President Trump heard something a few days ago that he hadn’t heard before. He was booed by an audience he had called to hear his latest, uh, whatever.
Boos at a Trump rally?
Who else was listening?
Who else in the Republican Party was listening?
Maybe we’re reading too much into the event. But there have been, all along, questions about how tight Donald Trump’s grip on the party will remain the longer he is out of office.
It’s doubtful many people left the rally and left Trump because he suggested it might be a good idea for people to get their COVID shots. It was only a tepid endorsement but it was the first time he had encouraged his followers to do what he had secretly done before leaving the White House.
Boos.
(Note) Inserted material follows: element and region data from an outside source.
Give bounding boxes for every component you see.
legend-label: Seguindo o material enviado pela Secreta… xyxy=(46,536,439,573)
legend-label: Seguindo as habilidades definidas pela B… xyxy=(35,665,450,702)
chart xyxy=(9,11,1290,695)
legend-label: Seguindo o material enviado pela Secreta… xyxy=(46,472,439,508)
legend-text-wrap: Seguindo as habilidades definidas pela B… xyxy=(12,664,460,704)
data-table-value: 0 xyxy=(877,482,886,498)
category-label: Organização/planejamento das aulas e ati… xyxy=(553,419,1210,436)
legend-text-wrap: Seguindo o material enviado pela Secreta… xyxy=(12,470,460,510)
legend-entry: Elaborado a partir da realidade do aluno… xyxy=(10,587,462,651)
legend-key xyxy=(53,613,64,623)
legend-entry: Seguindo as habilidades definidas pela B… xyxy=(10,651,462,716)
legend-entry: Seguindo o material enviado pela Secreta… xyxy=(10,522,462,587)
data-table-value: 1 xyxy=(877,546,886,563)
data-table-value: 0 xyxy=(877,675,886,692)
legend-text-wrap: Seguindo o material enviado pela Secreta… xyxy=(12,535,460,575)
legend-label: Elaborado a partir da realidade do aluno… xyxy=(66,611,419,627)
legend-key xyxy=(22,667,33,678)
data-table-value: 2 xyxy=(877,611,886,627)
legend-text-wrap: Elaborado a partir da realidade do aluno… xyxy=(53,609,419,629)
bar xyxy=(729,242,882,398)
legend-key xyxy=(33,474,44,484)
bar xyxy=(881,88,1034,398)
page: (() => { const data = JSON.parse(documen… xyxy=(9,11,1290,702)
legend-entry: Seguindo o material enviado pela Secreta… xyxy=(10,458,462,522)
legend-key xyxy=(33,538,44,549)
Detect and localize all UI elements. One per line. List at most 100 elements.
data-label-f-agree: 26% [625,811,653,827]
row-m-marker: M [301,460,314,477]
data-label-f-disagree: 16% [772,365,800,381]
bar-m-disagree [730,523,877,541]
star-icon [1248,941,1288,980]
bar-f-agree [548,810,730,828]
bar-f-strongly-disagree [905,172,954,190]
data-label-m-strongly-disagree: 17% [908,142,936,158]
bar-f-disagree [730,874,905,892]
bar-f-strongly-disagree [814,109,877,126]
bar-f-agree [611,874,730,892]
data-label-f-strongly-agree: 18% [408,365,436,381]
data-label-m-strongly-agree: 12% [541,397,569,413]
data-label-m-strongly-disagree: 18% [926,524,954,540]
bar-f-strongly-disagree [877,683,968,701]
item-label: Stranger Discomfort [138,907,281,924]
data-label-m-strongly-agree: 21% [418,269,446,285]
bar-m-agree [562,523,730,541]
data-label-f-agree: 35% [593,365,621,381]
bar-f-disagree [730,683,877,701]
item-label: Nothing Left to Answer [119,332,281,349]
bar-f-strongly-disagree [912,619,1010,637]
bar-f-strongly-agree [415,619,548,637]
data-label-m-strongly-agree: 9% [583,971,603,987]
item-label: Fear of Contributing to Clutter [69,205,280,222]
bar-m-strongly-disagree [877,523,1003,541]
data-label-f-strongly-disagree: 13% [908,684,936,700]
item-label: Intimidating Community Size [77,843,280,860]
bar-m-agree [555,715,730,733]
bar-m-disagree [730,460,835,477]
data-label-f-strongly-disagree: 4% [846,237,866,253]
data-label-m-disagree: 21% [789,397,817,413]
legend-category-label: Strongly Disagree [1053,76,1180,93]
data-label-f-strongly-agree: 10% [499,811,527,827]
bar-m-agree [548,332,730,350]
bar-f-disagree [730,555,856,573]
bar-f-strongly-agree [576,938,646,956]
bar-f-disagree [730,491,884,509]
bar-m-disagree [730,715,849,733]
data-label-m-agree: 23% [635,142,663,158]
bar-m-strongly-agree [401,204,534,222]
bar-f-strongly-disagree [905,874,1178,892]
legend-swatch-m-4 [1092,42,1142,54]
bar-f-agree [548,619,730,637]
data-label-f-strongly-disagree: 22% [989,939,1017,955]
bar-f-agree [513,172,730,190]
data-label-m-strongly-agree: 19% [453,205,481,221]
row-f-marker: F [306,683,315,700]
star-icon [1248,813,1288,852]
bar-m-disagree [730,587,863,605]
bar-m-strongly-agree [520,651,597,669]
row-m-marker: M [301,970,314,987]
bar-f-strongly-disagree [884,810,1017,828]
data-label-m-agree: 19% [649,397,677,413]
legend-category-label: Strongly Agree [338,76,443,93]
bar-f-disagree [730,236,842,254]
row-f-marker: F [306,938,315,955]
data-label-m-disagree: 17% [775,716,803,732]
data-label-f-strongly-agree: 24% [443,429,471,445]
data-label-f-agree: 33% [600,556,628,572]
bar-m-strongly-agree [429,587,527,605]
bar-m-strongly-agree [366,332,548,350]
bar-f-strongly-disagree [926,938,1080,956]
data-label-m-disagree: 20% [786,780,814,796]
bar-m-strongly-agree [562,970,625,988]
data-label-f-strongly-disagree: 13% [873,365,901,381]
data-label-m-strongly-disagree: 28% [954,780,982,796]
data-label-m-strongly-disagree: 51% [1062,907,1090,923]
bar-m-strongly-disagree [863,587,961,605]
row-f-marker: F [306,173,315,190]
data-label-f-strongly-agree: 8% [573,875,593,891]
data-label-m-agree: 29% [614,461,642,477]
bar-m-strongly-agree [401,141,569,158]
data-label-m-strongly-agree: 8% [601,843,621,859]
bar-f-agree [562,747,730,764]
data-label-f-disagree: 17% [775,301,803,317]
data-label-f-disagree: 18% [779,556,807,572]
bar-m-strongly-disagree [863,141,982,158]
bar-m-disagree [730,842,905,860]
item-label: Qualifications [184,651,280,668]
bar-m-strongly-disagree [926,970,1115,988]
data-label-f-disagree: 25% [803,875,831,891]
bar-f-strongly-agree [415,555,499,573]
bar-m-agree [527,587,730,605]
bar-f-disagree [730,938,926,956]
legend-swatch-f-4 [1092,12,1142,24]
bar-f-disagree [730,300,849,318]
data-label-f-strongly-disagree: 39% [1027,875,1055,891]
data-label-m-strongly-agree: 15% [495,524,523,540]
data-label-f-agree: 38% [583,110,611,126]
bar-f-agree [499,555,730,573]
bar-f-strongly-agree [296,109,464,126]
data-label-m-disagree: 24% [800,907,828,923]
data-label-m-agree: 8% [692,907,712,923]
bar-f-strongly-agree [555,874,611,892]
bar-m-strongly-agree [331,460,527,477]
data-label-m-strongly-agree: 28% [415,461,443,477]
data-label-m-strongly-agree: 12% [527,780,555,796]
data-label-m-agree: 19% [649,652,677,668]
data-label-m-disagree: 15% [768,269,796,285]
At a Trump rally.
And on this quiet street, these thoughts quietly began to emerge.
The competition for Roy Blunt’s to-be vacated Senate seat has drawn several Republican early entrants, the biggest names of which seem determined to prove they are the most like Trump. They are betting Trump will be the dominant force in the 2022 elections that he claims he will be.
But there are some other Republicans who are holding their counsel. And it might be wise for them to do so. August, 2022 is a long ways away, politically. The world can take a lot of turns in the next twelve months.
But beside that there’s the issue of mathematics.
Let’s go back to the 2016 presidential primaries. We wrote just before Missouri’s primary that year that earlier state primary voters “seem to favor ANYBODY BUT” Trump with the ABT vote through Super Tuesday that year looking like this:
Iowa 76% Anybody But Trump
New Hampshire 65
South Carolina 67
Nevada 54
Alabama 57
Alaska 66
Arkansas 67
Georgia 61
Massachusetts 50 (although in the total vote, he lost by about 20,000 out of 631,413 cast)
Minnesota 79
Oklahoma 72
Tennessee 61
Texas 73
Vermont 67
Virginia 65
Kansas 77
Kentucky 64
Louisiana 59
Maine 67
Hawaii 58
Idaho 72
Michigan 64
Mississippi 53
Trump had cracked the 40% support level only six times in 22 opportunities up to that time. By the time of the Missouri vote, only four GOP candidates remained in the running. Eight candidates on the ballot had dropped out but their names could not be removed. In 2016, Trump got 40.84% of the Missouri votes. Ted Cruz got 40.63 (and he did not ask for a recount). John Kasich and Marco Rubio combined for 16.2%. The rest was scattered among the withdrawn candidates or for “uncommitted.” The fact is that in Missouri, as in the other states, the majority opposed Trump.
We now have five big-name candidates trying to convince voters they have the shortest political umbilical cords linking them to the former president.
Might there be a moderate Republican or two just quietly watching the internecine warfare among the COTs (Children of Trump)? And might we see a moderate Republican candidate step forward about the first of the year who can win the Republican primary with 35% of the vote while the five (so far) COTs divide the 40%—assuming Trump still has a solid-enough 40% following in the party by then?
COTs go 25-20-10-5-5% and the moderate polls 35% and moves on to November.
Memo to the COTs in the aftermath of the Alabama boos: Be nervous. Somebody not like you might be lurking. And one person who looks good to the 60% can beat the five of the 40.
Or maybe we’re just reading too much into that rally the other day.